For 40 years, competitive colleges and universities in the United States have taken race into account in order to increase their enrollment of African Americans (and, to a lesser extent, other minorities). Originally justified as a way to compensate for a long legacy of racial discrimination, and later embraced as a way to provide a more diverse learning environment, affirmative action has been good for the United States. It has made it easier for minorities to enter the educational and professional mainstream without compromising the rigor of American higher education. It has promoted the broader cause of racial integration. And it has encouraged the emergence of a black and Latino middle class.
Those accomplishments may now be in jeopardy. This week the Supreme Court, which twice has upheld the constitutionality of some racial preferences in university admissions, agreed to hear a challenge to the University of Texas' use of race as one factor in a "holistic" admissions policy. This comes nine years after the court, in an opinion by Justice Sandra Day O'Connor, ruled that it was constitutional for the University of Michigan Law School to pursue a similar policy in pursuit of a "critical mass" of minority enrollment necessary to promote a wide exchange of views in the classroom. But since then O'Connor has been replaced by JusticeSamuel A. Alito Jr., who is regarded as more skeptical of racial preferences. Advocates of affirmative action fear that conservatives on the court are determined to overturn or gut the court's 2003 Michigan decision and the 1978 Bakke decision before it, which held that race could be considered as a "plus" factor in the admissions process so long as there were not fixed racial quotas.
We hope the court is not heading in that direction. But its conservative members — some more than others — have embraced a naive notion of "colorblindness" that could be used to extinguish affirmative action. That would be a tragedy.
Affirmative action has always been controversial. Several states, including California with Proposition 209, have outlawed racial preferences by government agencies, including state universities. The case against affirmative action is simple, or rather simplistic: Because it was unconstitutional to penalize African Americans on account of their race, it must also be unconstitutional to compensate for the effects of racial discrimination by giving them an advantage. But there is a world of moral and legal distance between slavery and Jim Crow laws on the one hand and efforts, by government or educational institutions, to rectify the effects of invidious discrimination on the other.
Affirmative action falls into the latter category. Despite the emergence of a black middle class, stark inequities in income and education persist, and they put minority applicants at a disadvantage with their peers in seeking acceptance to colleges and universities. Opponents of affirmative action glibly use terms like "meritocracy" and "a level playing field," but academic success often reflects a privileged upbringing, and the playing field between black and white Americans is still far from level. Redressing racial disparities that are reflected in lower grades and test scores is not racism, reverse or otherwise.
In 1997, Texas guaranteed admission to the state university for students who graduated in the top 10% of their high school classes, a race-neutral initiative that nevertheless increased racial diversity.

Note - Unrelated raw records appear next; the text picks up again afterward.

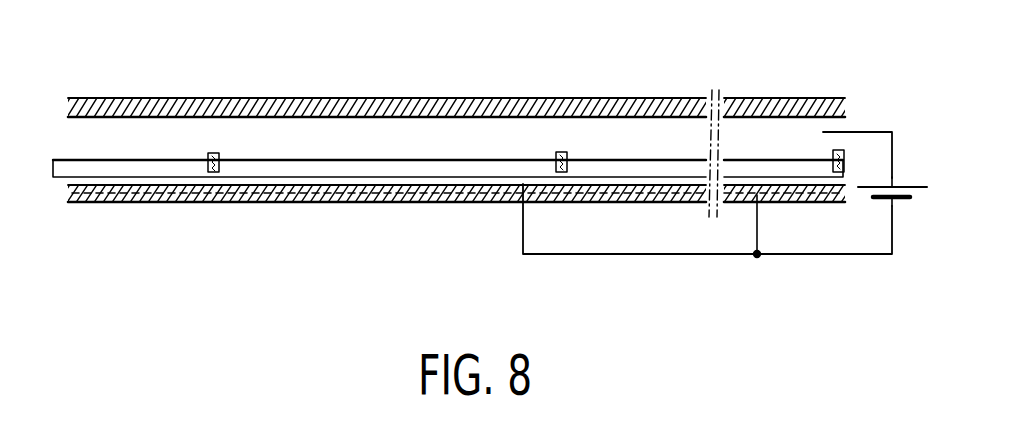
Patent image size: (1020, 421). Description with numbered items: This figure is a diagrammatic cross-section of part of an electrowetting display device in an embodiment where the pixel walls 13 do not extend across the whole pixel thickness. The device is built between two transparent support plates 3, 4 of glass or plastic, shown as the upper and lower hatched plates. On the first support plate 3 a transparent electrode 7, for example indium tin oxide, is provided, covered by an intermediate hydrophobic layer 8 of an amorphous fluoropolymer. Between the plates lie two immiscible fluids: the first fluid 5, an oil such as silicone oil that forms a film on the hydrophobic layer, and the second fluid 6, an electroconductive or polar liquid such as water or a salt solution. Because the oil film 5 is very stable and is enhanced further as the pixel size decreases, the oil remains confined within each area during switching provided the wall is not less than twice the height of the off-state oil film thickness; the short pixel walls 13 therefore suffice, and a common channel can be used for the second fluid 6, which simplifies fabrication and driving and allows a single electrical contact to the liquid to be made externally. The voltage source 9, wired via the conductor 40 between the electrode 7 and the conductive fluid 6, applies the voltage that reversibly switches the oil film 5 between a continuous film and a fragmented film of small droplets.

The first support plate 3 is at (497, 201).
The second support plate 4 is at (337, 98).
The first fluid 5 is at (116, 160).
The second fluid 6 is at (437, 130).
The transparent electrode 7 is at (675, 201).
The intermediate hydrophobic layer 8 is at (783, 183).
The voltage source 9 is at (900, 199).
The pixel walls 13 is at (561, 152).
The connecting wire 40 is at (598, 255).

In 2004, the state allowed consideration of race, among other factors, in filling additional places in the freshman class. The challenge now before the Supreme Court was brought by an applicant who failed to secure one of those places. Among other things, she argues that Texas' "top 10%" policy produced enough racial diversity to make additional consideration of race inappropriate.
The court could endorse that view in a narrow holding, or it could, more broadly, revisit the question of whether it is constitutional to take race into account at all in university admissions. We hope the court reaffirms the validity of affirmative action and allow public universities to continue to undo the effects of centuries of discrimination.
Me:
It strikes me that diversity is increasingly becoming a compelling rationale for what I'd rather call "diversity action" than "affirmative action." Moving beyond but including race amongst a host factors including, importantly, socio economic factors and geographic factors makes a lot of sense to me. I'd like to see "affirmative action" so framed.